Lo mismo pasa con todo el espectro de la informática, donde Windows se reproduce en generaciones que duran apenas un par de años, obligándote a comprar el último sistema operativo cuando el anterior resulta incompatible para según qué cosas.
Pasa con los coches, donde el mismo modelo sufre pequeños retoques -restylings, les llaman- cada año, haciendo del tuyo una antigualla a extinguir porque deja de haber recambios. Esta lógica del usar y tirar, que se expande incluso a las relaciones personales, es insostenible. Insostenible porque supone un aumento exponencial de los desechos que acaba provocando avalanchas en vertederos y destrozando un medio ambiente que ya no puede engullir más basura.

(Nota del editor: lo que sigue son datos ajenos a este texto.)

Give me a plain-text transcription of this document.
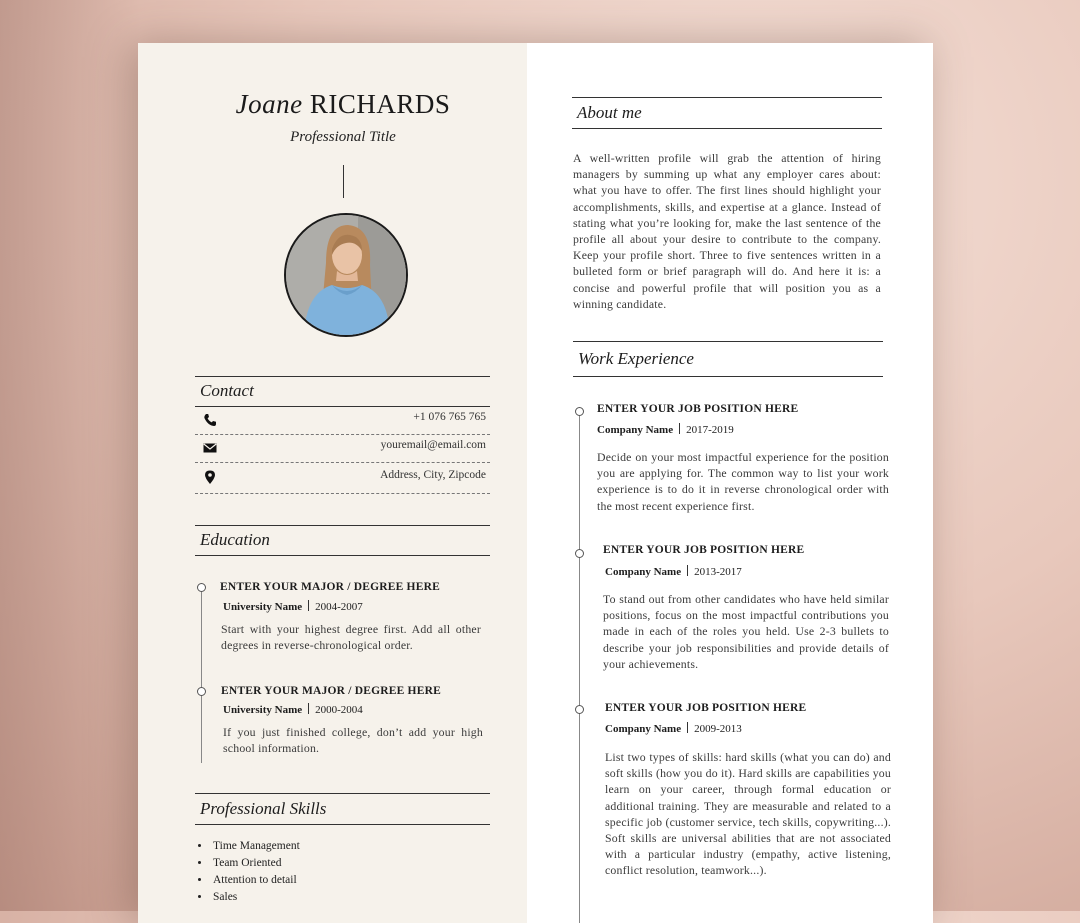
Joane RICHARDS
Professional Title
Contact
+1 076 765 765
youremail@email.com
Address, City, Zipcode
Education
ENTER YOUR MAJOR / DEGREE HERE
University Name 2004-2007
Start with your highest degree first. Add all other degrees in reverse-chronological order.
ENTER YOUR MAJOR / DEGREE HERE
University Name 2000-2004
If you just finished college, don’t add your high school information.
Professional Skills
• Time Management
• Team Oriented
• Attention to detail
• Sales
About me
A well-written profile will grab the attention of hiring managers by summing up what any employer cares about: what you have to offer. The first lines should highlight your accomplishments, skills, and expertise at a glance. Instead of stating what you’re looking for, make the last sentence of the profile all about your desire to contribute to the company. Keep your profile short. Three to five sentences written in a bulleted form or brief paragraph will do. And here it is: a concise and powerful profile that will position you as a winning candidate.
Work Experience
ENTER YOUR JOB POSITION HERE
Company Name 2017-2019
Decide on your most impactful experience for the position you are applying for. The common way to list your work experience is to do it in reverse chronological order with the most recent experience first.
ENTER YOUR JOB POSITION HERE
Company Name 2013-2017
To stand out from other candidates who have held similar positions, focus on the most impactful contributions you made in each of the roles you held. Use 2-3 bullets to describe your job responsibilities and provide details of your achievements.
ENTER YOUR JOB POSITION HERE
Company Name 2009-2013
List two types of skills: hard skills (what you can do) and soft skills (how you do it). Hard skills are capabilities you learn on your career, through formal education or additional training. They are measurable and related to a specific job (customer service, tech skills, copywriting...). Soft skills are universal abilities that are not associated with a particular industry (empathy, active listening, conflict resolution, teamwork...).
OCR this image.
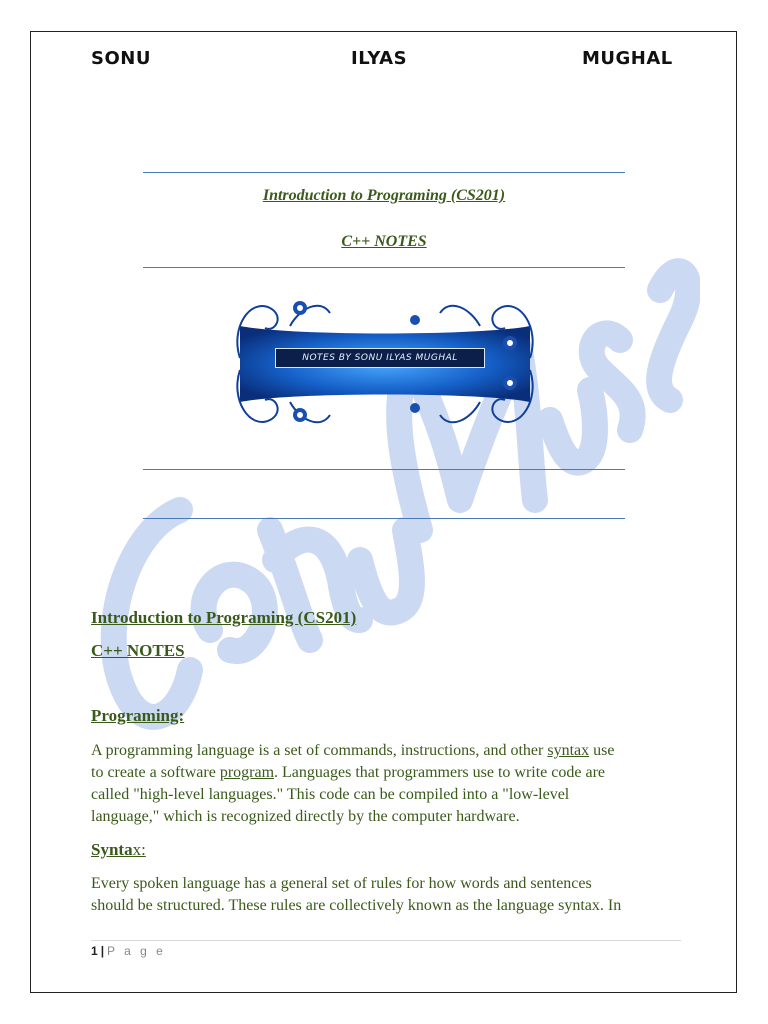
SONU	ILYAS	MUGHAL
Introduction to Programing (CS201)
C++ NOTES
NOTES BY SONU ILYAS MUGHAL
Introduction to Programing (CS201)
C++ NOTES
Programing:
A programming language is a set of commands, instructions, and other syntax use
to create a software program. Languages that programmers use to write code are
called "high-level languages." This code can be compiled into a "low-level
language," which is recognized directly by the computer hardware.
Syntax:
Every spoken language has a general set of rules for how words and sentences
should be structured. These rules are collectively known as the language syntax. In
1 | P a g e
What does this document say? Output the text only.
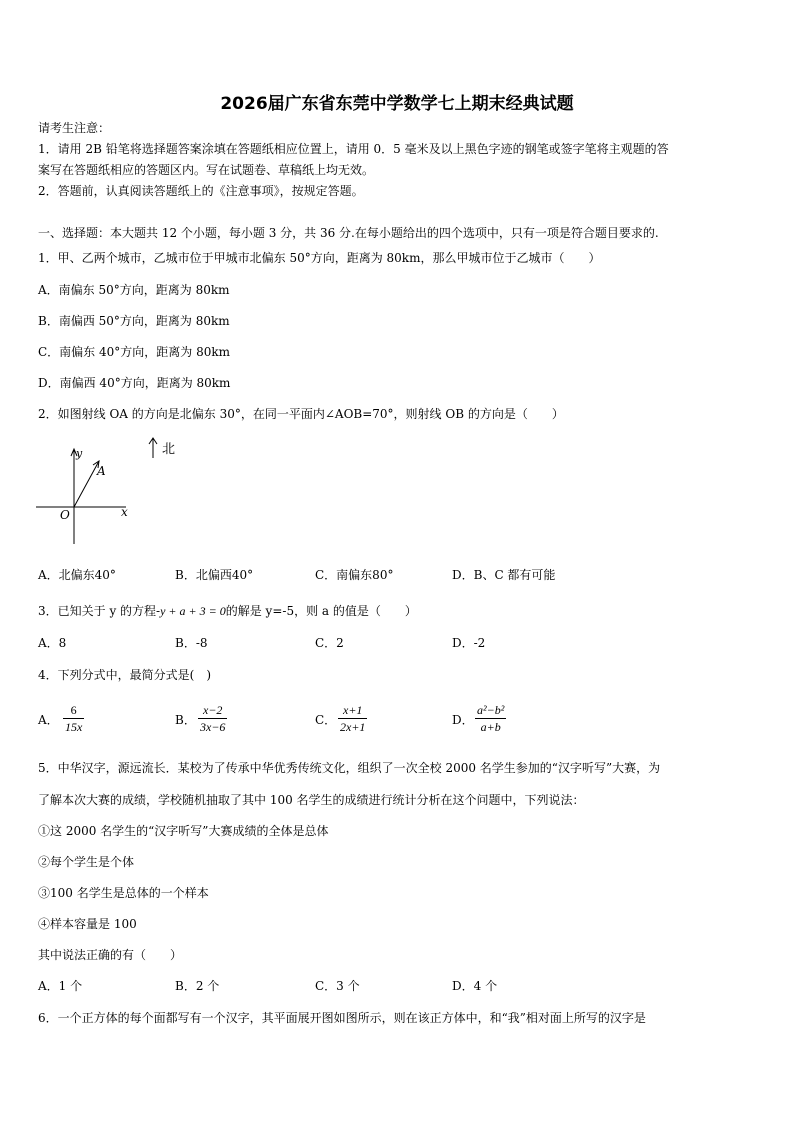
2026届广东省东莞中学数学七上期末经典试题
请考生注意：
1．请用 2B 铅笔将选择题答案涂填在答题纸相应位置上，请用 0．5 毫米及以上黑色字迹的钢笔或签字笔将主观题的答
案写在答题纸相应的答题区内。写在试题卷、草稿纸上均无效。
2．答题前，认真阅读答题纸上的《注意事项》，按规定答题。
一、选择题：本大题共 12 个小题，每小题 3 分，共 36 分.在每小题给出的四个选项中，只有一项是符合题目要求的.
1．甲、乙两个城市，乙城市位于甲城市北偏东 50°方向，距离为 80km，那么甲城市位于乙城市（　　）
A．南偏东 50°方向，距离为 80km
B．南偏西 50°方向，距离为 80km
C．南偏东 40°方向，距离为 80km
D．南偏西 40°方向，距离为 80km
2．如图射线 OA 的方向是北偏东 30°，在同一平面内∠AOB=70°，则射线 OB 的方向是（　　）
北
y
A
O	x
A．北偏东40°	B．北偏西40°	C．南偏东80°	D．B、C 都有可能
3．已知关于 y 的方程-y + a + 3 = 0的解是 y=-5，则 a 的值是（　　）
A．8	B．-8	C．2	D．-2
4．下列分式中，最简分式是(　)
A．
6
15x	B．
x−2
3x−6	C．
x+1
2x+1	D．
a²−b²
a+b
5．中华汉字，源远流长．某校为了传承中华优秀传统文化，组织了一次全校 2000 名学生参加的“汉字听写”大赛，为
了解本次大赛的成绩，学校随机抽取了其中 100 名学生的成绩进行统计分析在这个问题中，下列说法：
①这 2000 名学生的“汉字听写”大赛成绩的全体是总体
②每个学生是个体
③100 名学生是总体的一个样本
④样本容量是 100
其中说法正确的有（　　）
A．1 个	B．2 个	C．3 个	D．4 个
6．一个正方体的每个面都写有一个汉字，其平面展开图如图所示，则在该正方体中，和“我”相对面上所写的汉字是
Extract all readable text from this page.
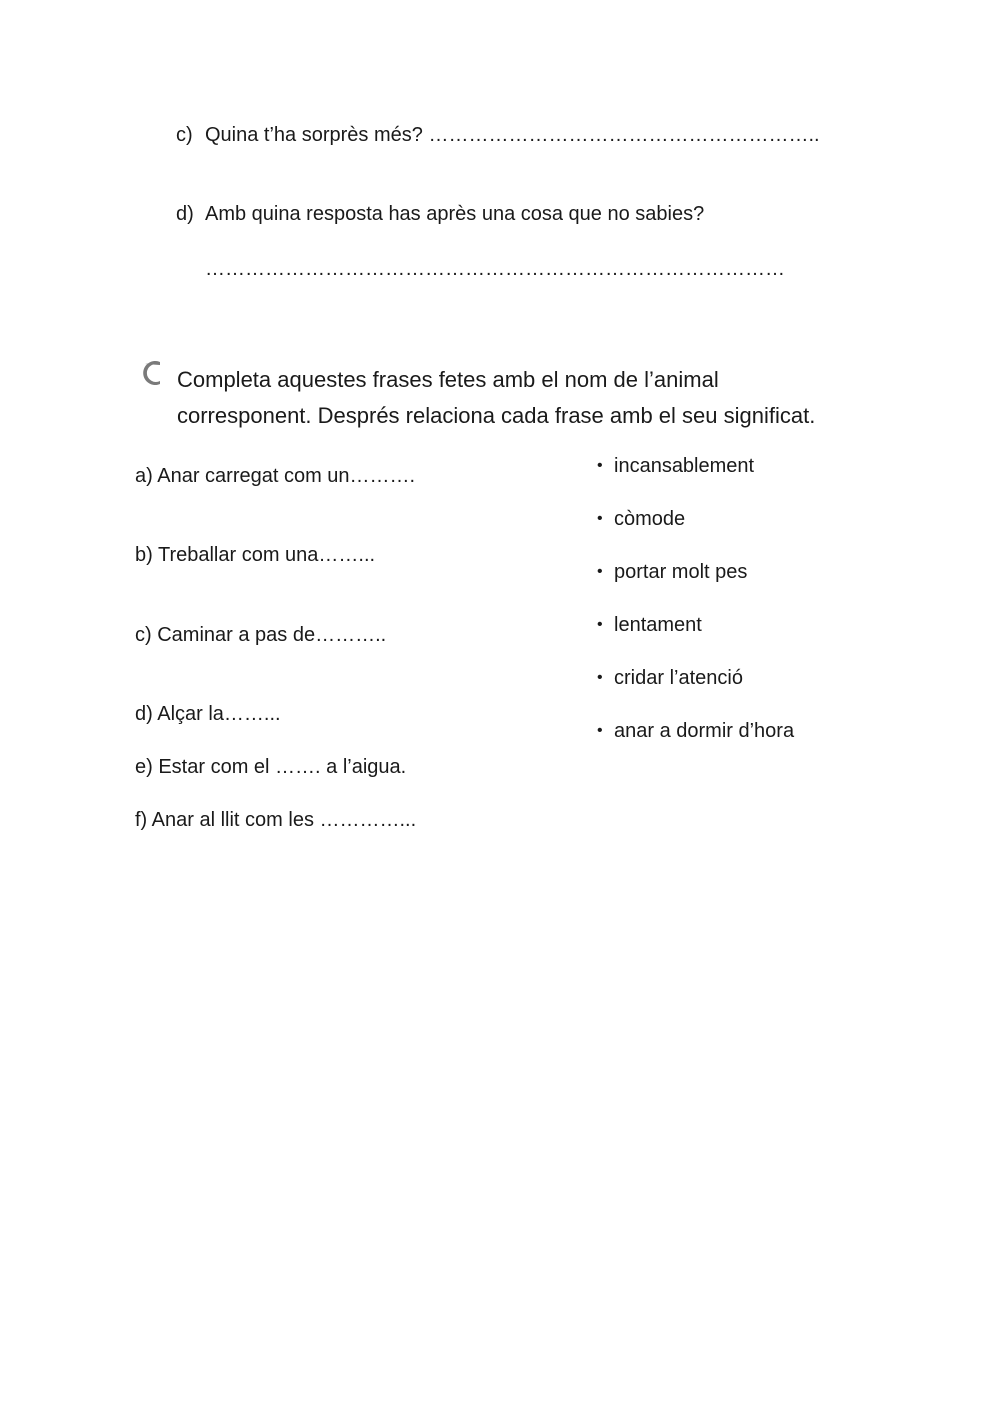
c) Quina t’ha sorprès més? …………………………………………………..
d) Amb quina resposta has après una cosa que no sabies?
……………………………………………………………………………
Completa aquestes frases fetes amb el nom de l’animal
corresponent. Després relaciona cada frase amb el seu significat.
a) Anar carregat com un……….
b) Treballar com una……...
c) Caminar a pas de………..
d) Alçar la……...
e) Estar com el ……. a l’aigua.
f) Anar al llit com les …………...
• incansablement
• còmode
• portar molt pes
• lentament
• cridar l’atenció
• anar a dormir d’hora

El confinamiento nos ha demostrado cómo una disminución del consumo rejuvenece el planeta y sanea la cuenta corriente del consumidor. Y no entro en detallar el tour de force que supone tener que encontrar en los lineales del hipermercado la coca-cola o el yogur que llevas consumiendo toda la vida entre decenas de variedades que no aportan nada más que el exotismo de la «novedad» que acabará desapareciendo en unos meses; un pruébalo hoy y si te gusta olvídate, porque mañana viene otra cosa.
Quesos con especias extrañas, embutidos grotescos, zumos, tónicas y cervezas de sabores imposibles, leche con todo tipo de adjetivos y soja, mucha soja. Todo aderezado de supuestos beneficios para la salud certificados por el departamento de márketing. El engañoso negocio de la alimentación «saludable» ha experimentado un crecimiento exponencial en consumo y precios.
Mucha tontería inducida que hace bueno aquello que me decía un viejo mecánico y que es extrapolable a todos los males de consumo actuales: «Estos coches no valen ni para ser antiguos».